“A sailor without a tattoo is like a ship without grog: not seaworthy.”
–Samuel O’Reilly, American Tatoo Artist

Unlike the army tattoo policy that only relaxed in 2015, The Navy has been practicing tattooing since the 1700s, when Navy Captain James Cook influenced seafarers through their voyages. In 1786, the Native Tahitian inks inspired these sailors. In the 19th century, tattooing became a maritime tradition.  Sailors traveled pretty light in those days, and many were illiterate.  Tattoos served as a visual record of the accomplishments, travels, professional talents, and even the superstitions of seafaring men.

George Burchett-Davis, a great navy tattooist who joined the Royal Navy at the age of 16, even has a posthumous book published in 1958 titled “Memoirs of a Tattooist: From the Notes, Diaries, and Letters of the Late ‘King of Tattooists.'”

These symbols can still be seen in modern tattoos, so let’s dive in and have a look at some of these classic tats.

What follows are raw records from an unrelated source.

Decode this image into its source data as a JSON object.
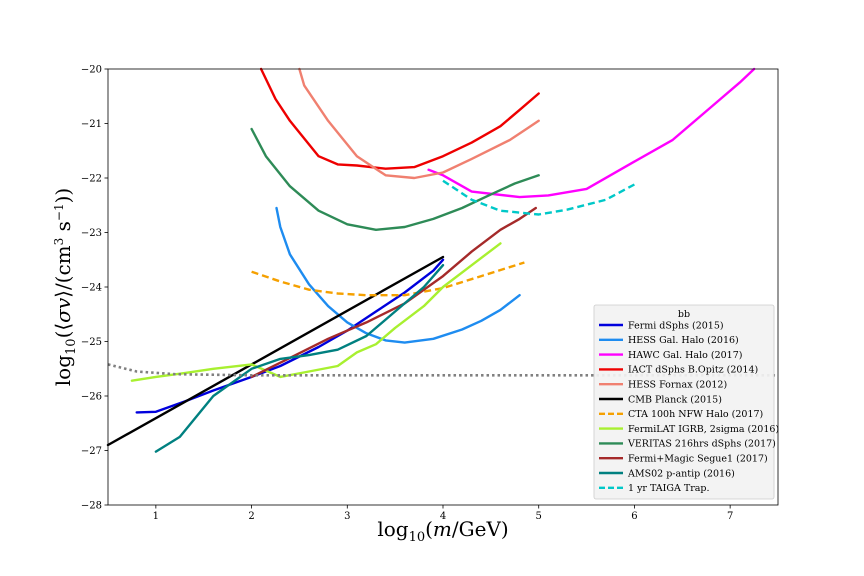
{
  "chart_data": {
    "type": "line",
    "xlabel": "log10(m/GeV)",
    "ylabel": "log10(⟨σv⟩/(cm3 s−1))",
    "xlim": [
      0.5,
      7.5
    ],
    "ylim": [
      -28,
      -20
    ],
    "x_ticks": [
      "1",
      "2",
      "3",
      "4",
      "5",
      "6",
      "7"
    ],
    "y_ticks": [
      "−28",
      "−27",
      "−26",
      "−25",
      "−24",
      "−23",
      "−22",
      "−21",
      "−20"
    ],
    "grid": false,
    "legend_placement": "lower-right",
    "legend_title": "bb",
    "series": [
      {
        "name": "Fermi dSphs (2015)",
        "color": "#0000dd",
        "style": "solid",
        "x": [
          0.8,
          1.0,
          1.3,
          1.6,
          2.0,
          2.3,
          2.7,
          3.0,
          3.3,
          3.6,
          3.9,
          4.0
        ],
        "y": [
          -26.3,
          -26.29,
          -26.1,
          -25.9,
          -25.65,
          -25.45,
          -25.1,
          -24.8,
          -24.45,
          -24.1,
          -23.7,
          -23.5
        ]
      },
      {
        "name": "HESS Gal. Halo (2016)",
        "color": "#1e8cf0",
        "style": "solid",
        "x": [
          2.26,
          2.3,
          2.4,
          2.6,
          2.8,
          3.0,
          3.2,
          3.4,
          3.6,
          3.9,
          4.2,
          4.4,
          4.6,
          4.8
        ],
        "y": [
          -22.55,
          -22.9,
          -23.4,
          -23.95,
          -24.35,
          -24.65,
          -24.85,
          -24.98,
          -25.02,
          -24.95,
          -24.78,
          -24.62,
          -24.42,
          -24.15
        ]
      },
      {
        "name": "HAWC Gal. Halo (2017)",
        "color": "#ff00ff",
        "style": "solid",
        "x": [
          3.85,
          4.0,
          4.3,
          4.8,
          5.1,
          5.5,
          6.0,
          6.4,
          6.8,
          7.1,
          7.25
        ],
        "y": [
          -21.85,
          -21.95,
          -22.25,
          -22.35,
          -22.32,
          -22.2,
          -21.7,
          -21.3,
          -20.7,
          -20.25,
          -20.0
        ]
      },
      {
        "name": "IACT dSphs B.Opitz (2014)",
        "color": "#ee0000",
        "style": "solid",
        "x": [
          2.1,
          2.25,
          2.4,
          2.7,
          2.9,
          3.1,
          3.4,
          3.7,
          4.0,
          4.3,
          4.6,
          4.8,
          5.0
        ],
        "y": [
          -20.0,
          -20.55,
          -20.95,
          -21.6,
          -21.75,
          -21.77,
          -21.83,
          -21.8,
          -21.6,
          -21.35,
          -21.05,
          -20.75,
          -20.45
        ]
      },
      {
        "name": "HESS Fornax (2012)",
        "color": "#f08070",
        "style": "solid",
        "x": [
          2.5,
          2.55,
          2.8,
          3.1,
          3.4,
          3.7,
          4.0,
          4.3,
          4.7,
          5.0
        ],
        "y": [
          -20.0,
          -20.3,
          -20.95,
          -21.6,
          -21.95,
          -22.0,
          -21.9,
          -21.65,
          -21.3,
          -20.95
        ]
      },
      {
        "name": "CMB Planck (2015)",
        "color": "#000000",
        "style": "solid",
        "x": [
          0.5,
          4.0
        ],
        "y": [
          -26.9,
          -23.45
        ]
      },
      {
        "name": "CTA 100h NFW Halo (2017)",
        "color": "#f5a000",
        "style": "dashed",
        "x": [
          2.0,
          2.3,
          2.6,
          2.9,
          3.2,
          3.6,
          4.0,
          4.4,
          4.85
        ],
        "y": [
          -23.72,
          -23.9,
          -24.05,
          -24.12,
          -24.15,
          -24.15,
          -24.02,
          -23.8,
          -23.55
        ]
      },
      {
        "name": "FermiLAT IGRB, 2sigma (2016)",
        "color": "#a8f030",
        "style": "solid",
        "x": [
          0.75,
          1.0,
          1.3,
          1.6,
          2.0,
          2.3,
          2.6,
          2.9,
          3.1,
          3.3,
          3.5,
          3.8,
          4.0,
          4.3,
          4.6
        ],
        "y": [
          -25.72,
          -25.65,
          -25.58,
          -25.5,
          -25.42,
          -25.65,
          -25.55,
          -25.45,
          -25.2,
          -25.05,
          -24.75,
          -24.35,
          -24.0,
          -23.6,
          -23.2
        ]
      },
      {
        "name": "VERITAS 216hrs dSphs (2017)",
        "color": "#2e8b57",
        "style": "solid",
        "x": [
          2.0,
          2.15,
          2.4,
          2.7,
          3.0,
          3.3,
          3.6,
          3.9,
          4.2,
          4.5,
          4.75,
          5.0
        ],
        "y": [
          -21.1,
          -21.6,
          -22.15,
          -22.6,
          -22.85,
          -22.95,
          -22.9,
          -22.75,
          -22.55,
          -22.3,
          -22.1,
          -21.95
        ]
      },
      {
        "name": "Fermi+Magic Segue1 (2017)",
        "color": "#a52a2a",
        "style": "solid",
        "x": [
          2.0,
          2.4,
          2.8,
          3.2,
          3.6,
          4.0,
          4.3,
          4.6,
          4.8,
          4.97
        ],
        "y": [
          -25.65,
          -25.3,
          -24.95,
          -24.65,
          -24.3,
          -23.8,
          -23.35,
          -22.95,
          -22.75,
          -22.55
        ]
      },
      {
        "name": "AMS02 p-antip (2016)",
        "color": "#008080",
        "style": "solid",
        "x": [
          1.0,
          1.25,
          1.6,
          2.0,
          2.3,
          2.6,
          2.9,
          3.2,
          3.5,
          3.8,
          4.0
        ],
        "y": [
          -27.02,
          -26.75,
          -26.0,
          -25.5,
          -25.32,
          -25.25,
          -25.15,
          -24.9,
          -24.45,
          -24.0,
          -23.6
        ]
      },
      {
        "name": "1 yr TAIGA Trap.",
        "color": "#00c8c8",
        "style": "dashed",
        "x": [
          4.0,
          4.3,
          4.6,
          5.0,
          5.3,
          5.7,
          6.0
        ],
        "y": [
          -22.05,
          -22.4,
          -22.6,
          -22.67,
          -22.58,
          -22.4,
          -22.12
        ]
      },
      {
        "name": "",
        "color": "#808080",
        "style": "dotted",
        "x": [
          0.5,
          0.8,
          1.2,
          2.0,
          3.0,
          4.0,
          5.0,
          6.0,
          7.5
        ],
        "y": [
          -25.42,
          -25.55,
          -25.6,
          -25.62,
          -25.62,
          -25.62,
          -25.62,
          -25.62,
          -25.62
        ]
      }
    ]
  }
}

An anchor tattoo. ©Fred Antoine / Wikimedia Commons

This indicates that the seaman had crossed the Atlantic Ocean. Nowadays, this is the first tattoo that a young sailor acquires, more like an initiation rite into the naval service. For the civilians, the symbol indicates stability.


Nautical Star

A nautical star tattoo. ©Tina from Auckland, New Zealand / Wikimedia Commons

It is said that the Nautical Star is used to ward off the seafarers from getting lost in the sea. It represents the North Star that moves around above the North Pole. Sailors keep an eye on this star so they can find true north, helping them determine their ship’s position. A compass rose has a similar purpose.